Paper 2 likely has higher scientific impact due to its large-scale foundation-model contribution (2.8M studies, extensive external validation), strong methodological rigor across 89 tasks and nine independent cohorts, and clear real-world clinical applicability (broad cardiovascular assessment, rare disease screening, data efficiency). Its signal-language contrastive approach can generalize across healthcare AI and representation learning. Paper 1 is timely and useful for AV generative model evaluation, but benchmarks/evaluators may have narrower cross-domain impact and adoption depends on community uptake and standardization.
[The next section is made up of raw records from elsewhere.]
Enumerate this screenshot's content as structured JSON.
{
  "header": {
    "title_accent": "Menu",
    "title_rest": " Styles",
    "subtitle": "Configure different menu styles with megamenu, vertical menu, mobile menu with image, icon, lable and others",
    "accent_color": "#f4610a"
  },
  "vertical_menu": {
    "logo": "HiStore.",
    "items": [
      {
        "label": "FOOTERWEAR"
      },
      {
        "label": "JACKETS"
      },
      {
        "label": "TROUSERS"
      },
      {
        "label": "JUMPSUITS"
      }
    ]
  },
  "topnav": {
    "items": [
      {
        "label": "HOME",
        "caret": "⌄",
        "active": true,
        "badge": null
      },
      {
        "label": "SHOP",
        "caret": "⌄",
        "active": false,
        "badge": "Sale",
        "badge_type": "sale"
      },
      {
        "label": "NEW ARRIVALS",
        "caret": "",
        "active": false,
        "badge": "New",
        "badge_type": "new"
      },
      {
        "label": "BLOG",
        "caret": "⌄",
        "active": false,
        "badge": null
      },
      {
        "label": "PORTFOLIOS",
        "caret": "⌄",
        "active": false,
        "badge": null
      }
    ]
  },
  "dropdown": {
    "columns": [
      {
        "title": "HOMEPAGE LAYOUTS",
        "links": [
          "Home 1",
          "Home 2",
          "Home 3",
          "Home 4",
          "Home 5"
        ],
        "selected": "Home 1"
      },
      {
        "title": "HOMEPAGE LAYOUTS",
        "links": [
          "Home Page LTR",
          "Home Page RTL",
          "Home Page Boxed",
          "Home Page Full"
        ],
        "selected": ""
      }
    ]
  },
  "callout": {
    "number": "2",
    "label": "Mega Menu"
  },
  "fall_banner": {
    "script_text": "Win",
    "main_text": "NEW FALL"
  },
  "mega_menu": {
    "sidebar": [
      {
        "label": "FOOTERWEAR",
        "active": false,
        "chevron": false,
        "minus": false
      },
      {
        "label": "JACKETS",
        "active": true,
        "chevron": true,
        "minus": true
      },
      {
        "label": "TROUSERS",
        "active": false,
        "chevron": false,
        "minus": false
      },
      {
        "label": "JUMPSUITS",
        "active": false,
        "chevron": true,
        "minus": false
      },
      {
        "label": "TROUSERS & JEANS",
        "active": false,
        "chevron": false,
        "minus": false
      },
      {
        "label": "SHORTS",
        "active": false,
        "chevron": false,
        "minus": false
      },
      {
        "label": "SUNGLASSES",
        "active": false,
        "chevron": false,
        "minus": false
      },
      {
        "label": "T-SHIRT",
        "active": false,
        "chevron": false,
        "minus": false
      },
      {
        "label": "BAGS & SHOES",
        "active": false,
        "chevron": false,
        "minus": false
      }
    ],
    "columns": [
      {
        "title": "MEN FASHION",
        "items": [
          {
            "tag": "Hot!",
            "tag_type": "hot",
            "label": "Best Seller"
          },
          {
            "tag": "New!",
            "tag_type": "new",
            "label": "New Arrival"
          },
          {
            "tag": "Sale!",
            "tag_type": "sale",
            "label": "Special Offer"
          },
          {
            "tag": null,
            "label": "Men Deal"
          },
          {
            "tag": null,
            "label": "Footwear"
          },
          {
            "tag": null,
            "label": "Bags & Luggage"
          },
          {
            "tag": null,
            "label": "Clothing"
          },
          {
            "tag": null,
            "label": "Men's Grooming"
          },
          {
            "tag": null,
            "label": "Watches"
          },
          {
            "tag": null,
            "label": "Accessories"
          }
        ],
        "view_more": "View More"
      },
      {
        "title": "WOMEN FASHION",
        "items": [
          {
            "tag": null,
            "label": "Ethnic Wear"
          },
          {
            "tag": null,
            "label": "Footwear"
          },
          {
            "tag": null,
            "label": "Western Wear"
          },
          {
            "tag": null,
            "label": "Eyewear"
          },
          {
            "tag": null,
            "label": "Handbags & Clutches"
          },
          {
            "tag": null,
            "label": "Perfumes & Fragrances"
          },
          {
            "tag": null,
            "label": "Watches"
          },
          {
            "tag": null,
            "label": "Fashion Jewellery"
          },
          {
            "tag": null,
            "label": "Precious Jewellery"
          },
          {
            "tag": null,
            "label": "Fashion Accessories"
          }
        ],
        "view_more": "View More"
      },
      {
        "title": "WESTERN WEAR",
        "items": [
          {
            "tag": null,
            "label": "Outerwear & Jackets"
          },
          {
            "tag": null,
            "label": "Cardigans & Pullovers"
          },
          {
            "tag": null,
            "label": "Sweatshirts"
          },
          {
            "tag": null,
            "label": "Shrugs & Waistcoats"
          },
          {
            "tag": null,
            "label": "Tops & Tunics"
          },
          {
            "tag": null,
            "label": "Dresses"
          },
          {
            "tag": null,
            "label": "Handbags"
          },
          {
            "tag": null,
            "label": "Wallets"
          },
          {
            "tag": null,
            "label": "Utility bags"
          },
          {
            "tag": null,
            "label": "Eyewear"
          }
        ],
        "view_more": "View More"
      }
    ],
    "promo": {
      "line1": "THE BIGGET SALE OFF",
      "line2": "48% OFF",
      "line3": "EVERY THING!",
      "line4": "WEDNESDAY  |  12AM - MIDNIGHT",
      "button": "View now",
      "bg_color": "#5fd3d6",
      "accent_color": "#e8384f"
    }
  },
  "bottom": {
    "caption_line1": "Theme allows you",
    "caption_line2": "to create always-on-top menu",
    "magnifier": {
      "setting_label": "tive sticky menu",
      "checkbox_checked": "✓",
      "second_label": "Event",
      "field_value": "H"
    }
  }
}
Paper 1 presents a massive-scale foundation model for ECGs with immediate, life-saving clinical applications. Its evaluation across 1.5 million external ECGs and 89 downstream tasks demonstrates exceptional methodological rigor and generalization. While Paper 2 offers valuable methodological insights into synthetic data for NLP, Paper 1's breakthrough in medical AI, particularly its ability to detect rare cardiac diseases and enable opportunistic screening, represents a significantly higher potential for broad scientific and real-world impact.
Paper 2 likely has higher scientific impact: it introduces a scalable foundation-model paradigm (signal–language contrastive pretraining) trained on very large clinical data, with extensive multi-cohort external validation (~1.5M ECGs) across 89 tasks, suggesting strong methodological rigor and broad applicability to diagnosis, screening, and representation learning in healthcare. Its real-world translational potential is immediate (routine ECG workflows, rare disease detection, echocardiography proxy targets) and timely given foundation-model momentum. Paper 1 is novel and relevant for AI governance, but its impact is more policy/infrastructure-focused and less directly transformative across multiple scientific/clinical domains.